Сколько у меня было машинисток за всю жизнь, не упомню, хотя найти хорошую было непросто. Подходили ведь только профессиональные редакционные машинистки, то есть грамотные, скажу даже, интеллигентные, а не просто умеющие колошматить пальцами по клавишам. Чаще всего они работали в издательствах, куда халтуру им завозить было не всегда удобно. А жили они подчас далеко от центра, где-нибудь на другом конце города.
Теперь профессия машинистки умерла. Мне возразят, что они стали компьютеристками. Но это совсем другое. Тогда же... Поработайте-ка на механической старой машинке, ломая ногти, и напечатайте пятьдесят страниц в день, то и дело заправляя бумагу, меняя истершуюся ленту, закладывая копирку, разбираясь в корявых почерках авторов, поправляя их белиберду, грамматические ошибки и бесконечно подчищая в копиях, между копирками собственные опечатки! Это вам не Анка-пулеметчица: нажимай на гашетку и считай трупы. Никакие «спел-чеки» или там принтеры тогда и не снились.
Где-то я читал, что в середине пятидесятых годов прошлого века в Европе проводили всемирные соревнования машинисток на скорость печатания. Чемпионка отстучала 25 страниц за час. Это и сейчас на компьютере тяжело, а тогда вовсе было немыслимо. Даже на электрической машинке, которая только появилась и вся тряслась и гудела будто в ознобе, били ну пять, ну семь страниц в час. Машинистка делала четыре или пять копий, а на папиросной бумаге семь и восемь, беря раньше 5 копеек, потом 10, потом 25 копеек за страницу.
Еще одна проблема состояла в том, что я писал не совсем лояльные или совсем нелояльные тексты, и машинистке необходимо было доверять. У меня в романе «Ангелы на кончике иглы» (кто читал, помнит) машинистка печатает лишнюю копию и сдает ее, сами понимаете, куда, — за это ей тоже платят.

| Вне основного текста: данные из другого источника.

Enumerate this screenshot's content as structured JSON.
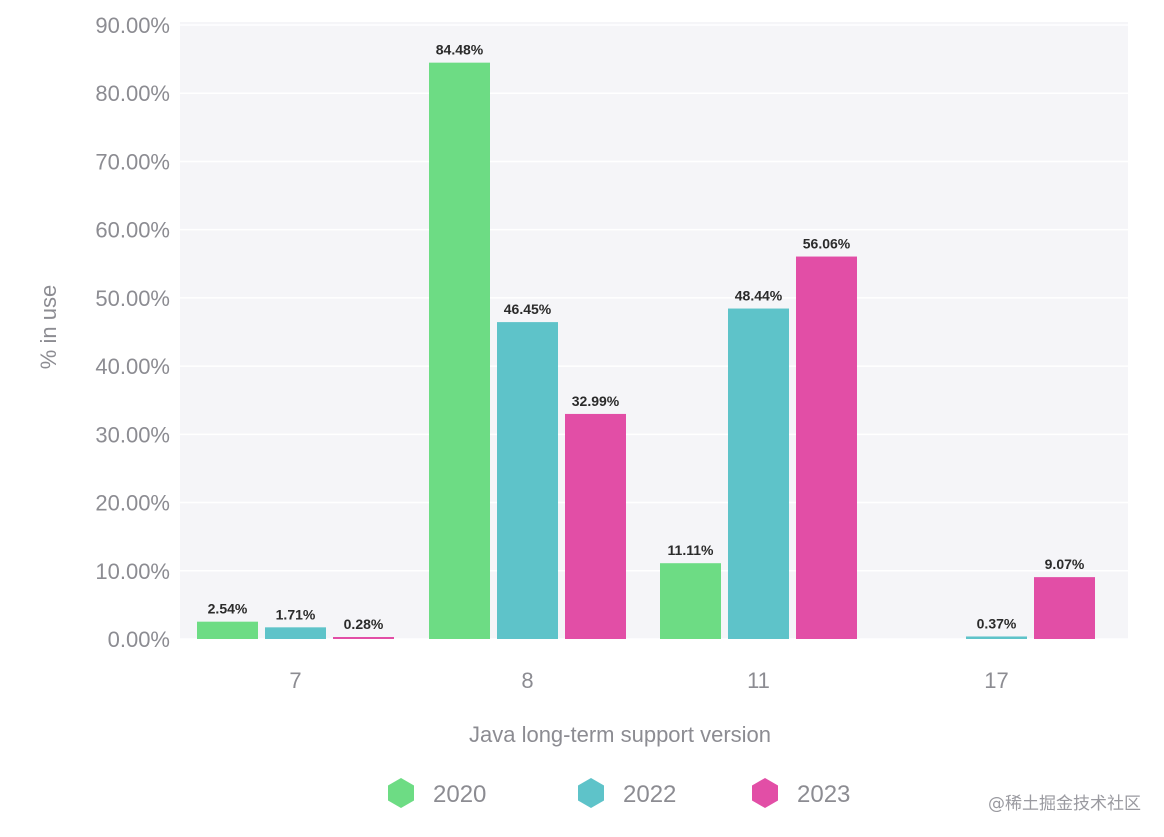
{
  "chart_data": {
    "type": "bar",
    "categories": [
      "7",
      "8",
      "11",
      "17"
    ],
    "series": [
      {
        "name": "2020",
        "color": "#6ddc84",
        "values": [
          2.54,
          84.48,
          11.11,
          null
        ],
        "labels": [
          "2.54%",
          "84.48%",
          "11.11%",
          ""
        ]
      },
      {
        "name": "2022",
        "color": "#5ec3c9",
        "values": [
          1.71,
          46.45,
          48.44,
          0.37
        ],
        "labels": [
          "1.71%",
          "46.45%",
          "48.44%",
          "0.37%"
        ]
      },
      {
        "name": "2023",
        "color": "#e24ea6",
        "values": [
          0.28,
          32.99,
          56.06,
          9.07
        ],
        "labels": [
          "0.28%",
          "32.99%",
          "56.06%",
          "9.07%"
        ]
      }
    ],
    "xlabel": "Java long-term support version",
    "ylabel": "% in use",
    "ylim": [
      0,
      90
    ],
    "yticks": [
      0,
      10,
      20,
      30,
      40,
      50,
      60,
      70,
      80,
      90
    ],
    "ytick_labels": [
      "0.00%",
      "10.00%",
      "20.00%",
      "30.00%",
      "40.00%",
      "50.00%",
      "60.00%",
      "70.00%",
      "80.00%",
      "90.00%"
    ],
    "grid": true,
    "legend_position": "bottom",
    "plot_background": "#f5f5f8"
  },
  "watermark": "@稀土掘金技术社区"
}
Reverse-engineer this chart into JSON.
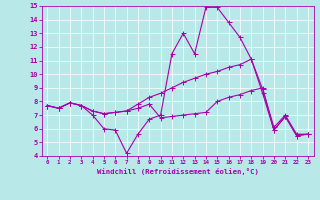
{
  "xlabel": "Windchill (Refroidissement éolien,°C)",
  "xlim": [
    -0.5,
    23.5
  ],
  "ylim": [
    4,
    15
  ],
  "xticks": [
    0,
    1,
    2,
    3,
    4,
    5,
    6,
    7,
    8,
    9,
    10,
    11,
    12,
    13,
    14,
    15,
    16,
    17,
    18,
    19,
    20,
    21,
    22,
    23
  ],
  "yticks": [
    4,
    5,
    6,
    7,
    8,
    9,
    10,
    11,
    12,
    13,
    14,
    15
  ],
  "line_color": "#aa00aa",
  "bg_color": "#b8e8e8",
  "line1_x": [
    0,
    1,
    2,
    3,
    4,
    5,
    6,
    7,
    8,
    9,
    10,
    11,
    12,
    13,
    14,
    15,
    16,
    17,
    18,
    19,
    20,
    21,
    22,
    23
  ],
  "line1_y": [
    7.7,
    7.5,
    7.9,
    7.7,
    7.0,
    6.0,
    5.9,
    4.2,
    5.6,
    6.7,
    7.0,
    11.5,
    13.0,
    11.5,
    14.9,
    14.9,
    13.8,
    12.7,
    11.1,
    8.6,
    5.9,
    6.9,
    5.5,
    5.6
  ],
  "line2_x": [
    0,
    1,
    2,
    3,
    4,
    5,
    6,
    7,
    8,
    9,
    10,
    11,
    12,
    13,
    14,
    15,
    16,
    17,
    18,
    19,
    20,
    21,
    22,
    23
  ],
  "line2_y": [
    7.7,
    7.5,
    7.9,
    7.7,
    7.3,
    7.1,
    7.2,
    7.3,
    7.8,
    8.3,
    8.6,
    9.0,
    9.4,
    9.7,
    10.0,
    10.2,
    10.5,
    10.7,
    11.1,
    8.9,
    6.1,
    7.0,
    5.6,
    5.6
  ],
  "line3_x": [
    0,
    1,
    2,
    3,
    4,
    5,
    6,
    7,
    8,
    9,
    10,
    11,
    12,
    13,
    14,
    15,
    16,
    17,
    18,
    19,
    20,
    21,
    22,
    23
  ],
  "line3_y": [
    7.7,
    7.5,
    7.9,
    7.7,
    7.3,
    7.1,
    7.2,
    7.3,
    7.5,
    7.8,
    6.8,
    6.9,
    7.0,
    7.1,
    7.2,
    8.0,
    8.3,
    8.5,
    8.8,
    9.0,
    5.9,
    6.9,
    5.5,
    5.6
  ],
  "marker_size": 2.0,
  "line_width": 0.8
}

В связи с опасностью круг сразу сужался до знакомых ваших друзей — машинисток, готовых перепечатывать всякую антисоветчину. Адреса таких машинисток я не записывал: если придут с обыском, первым делом забирают телефонные книжки. Некоторые отказывались брать деньги за запретные тексты, считая себя бескорыстными соучастницами важного дела. Заявляю безо всякого преувеличения: машинистки в советское время сделали не меньше, чем авторы самиздата и тамиздата. Надо бы сочинить в их честь гимн. Когда-нибудь им поставят памятник, только не понятно, какой и где.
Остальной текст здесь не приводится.